In the election campaign he “postponed” a planned cut to 17pc, on the basis that the Government needed the money for the NHS, and in any case British companies already enjoyed “the lowest [rate] of any major economy”.
Yet that might come as a surprise to anyone who tries to run a business in the UK.
The headline rate is indeed relatively low. At 19pc, it is the joint-fourth lowest of any OECD economy.
Only Hungary (9pc), Ireland (12.5pc) and Lithuania (15pc) are lower.
Spain is far above at 25pc. The US charges just over one-quarter, as the OECD adds together its typical national and state taxes.
Germany comes in at 29.9pc.
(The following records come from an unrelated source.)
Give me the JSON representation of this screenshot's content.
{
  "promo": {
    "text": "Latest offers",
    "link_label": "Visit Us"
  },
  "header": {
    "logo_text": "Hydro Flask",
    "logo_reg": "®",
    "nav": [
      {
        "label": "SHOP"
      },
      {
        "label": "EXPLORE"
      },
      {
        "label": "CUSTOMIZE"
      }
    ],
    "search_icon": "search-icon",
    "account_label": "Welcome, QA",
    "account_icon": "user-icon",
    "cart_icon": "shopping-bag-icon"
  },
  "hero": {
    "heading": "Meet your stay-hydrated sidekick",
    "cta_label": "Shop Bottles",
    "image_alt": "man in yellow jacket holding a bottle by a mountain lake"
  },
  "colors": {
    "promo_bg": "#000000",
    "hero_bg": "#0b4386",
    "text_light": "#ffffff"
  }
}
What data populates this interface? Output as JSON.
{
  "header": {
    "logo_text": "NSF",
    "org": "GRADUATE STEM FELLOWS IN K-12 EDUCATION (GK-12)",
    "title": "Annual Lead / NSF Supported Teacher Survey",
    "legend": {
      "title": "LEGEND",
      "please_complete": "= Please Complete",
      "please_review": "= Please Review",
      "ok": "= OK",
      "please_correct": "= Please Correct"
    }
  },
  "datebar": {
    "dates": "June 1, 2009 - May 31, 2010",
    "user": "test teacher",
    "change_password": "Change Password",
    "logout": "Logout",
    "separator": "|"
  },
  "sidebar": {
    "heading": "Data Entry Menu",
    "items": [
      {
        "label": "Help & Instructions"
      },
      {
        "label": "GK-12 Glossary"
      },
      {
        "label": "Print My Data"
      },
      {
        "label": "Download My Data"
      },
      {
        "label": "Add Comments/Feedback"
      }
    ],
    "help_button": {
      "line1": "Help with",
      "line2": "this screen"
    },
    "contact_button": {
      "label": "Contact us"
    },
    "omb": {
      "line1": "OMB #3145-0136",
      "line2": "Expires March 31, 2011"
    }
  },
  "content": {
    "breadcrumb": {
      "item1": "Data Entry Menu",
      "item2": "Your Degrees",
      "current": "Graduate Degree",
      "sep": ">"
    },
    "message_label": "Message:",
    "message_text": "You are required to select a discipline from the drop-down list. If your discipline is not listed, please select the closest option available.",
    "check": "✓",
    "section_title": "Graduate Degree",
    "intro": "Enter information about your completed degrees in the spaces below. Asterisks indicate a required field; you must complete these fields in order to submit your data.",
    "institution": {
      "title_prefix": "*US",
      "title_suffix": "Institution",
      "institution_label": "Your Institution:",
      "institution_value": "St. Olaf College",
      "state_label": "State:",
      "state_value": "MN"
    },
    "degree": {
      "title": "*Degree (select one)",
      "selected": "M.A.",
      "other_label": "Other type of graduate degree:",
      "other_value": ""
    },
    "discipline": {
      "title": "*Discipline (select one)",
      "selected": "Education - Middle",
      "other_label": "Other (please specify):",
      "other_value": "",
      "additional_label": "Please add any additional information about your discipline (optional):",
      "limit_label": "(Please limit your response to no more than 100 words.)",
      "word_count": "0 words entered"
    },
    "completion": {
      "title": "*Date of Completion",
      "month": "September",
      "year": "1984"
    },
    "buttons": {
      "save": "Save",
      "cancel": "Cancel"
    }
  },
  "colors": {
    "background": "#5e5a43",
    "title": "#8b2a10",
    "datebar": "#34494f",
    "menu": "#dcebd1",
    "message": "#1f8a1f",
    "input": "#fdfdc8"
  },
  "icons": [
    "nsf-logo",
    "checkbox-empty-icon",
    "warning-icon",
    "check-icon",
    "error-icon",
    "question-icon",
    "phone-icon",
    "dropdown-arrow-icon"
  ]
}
France trails the pack, just shy of one-third.
This would appear to justify the Prime Minister’s claim. But the headline rate is only one factor. In practice, a whole raft of reliefs and allowances affect the level of corporation tax actually paid by businesses.
The OECD also crunches these numbers to work out how much tax would be paid on a business investment project that breaks even.
This composite effective marginal tax rate, as it is snappily known, represents something closer to the true tax burden for an entrepreneur.
As the UK’s allowances kick in, the effective rate falls from the headline level of 19pc to 13.6pc.
A reasonable fall, one might think. Yet other nations’ numbers plunge much more dramatically. In the US, the rate is cut by more than half, overtaking the UK in terms of competitiveness. Germany, Canada, Israel, Japan and many others surge past Britain. Italy’s rate collapses to minus 56.3pc, effectively showing subsidies through the tax system for these break-even projects. Belgium, Portugal and Poland all join it in negative territory.
It means Britain is 25th in the league, not fourth as the headline numbers indicated.
When it comes to funds raised by corporation taxes, Britain rakes in the equivalent of 2.8pc of GDP, almost bang in line with the OECD average of 3pc.
Australia is at the top, hauling in 5.3pc. Lithuania takes least at 1.5pc.
All of which provides food for thought for Treasury hawks hungry for fresh income.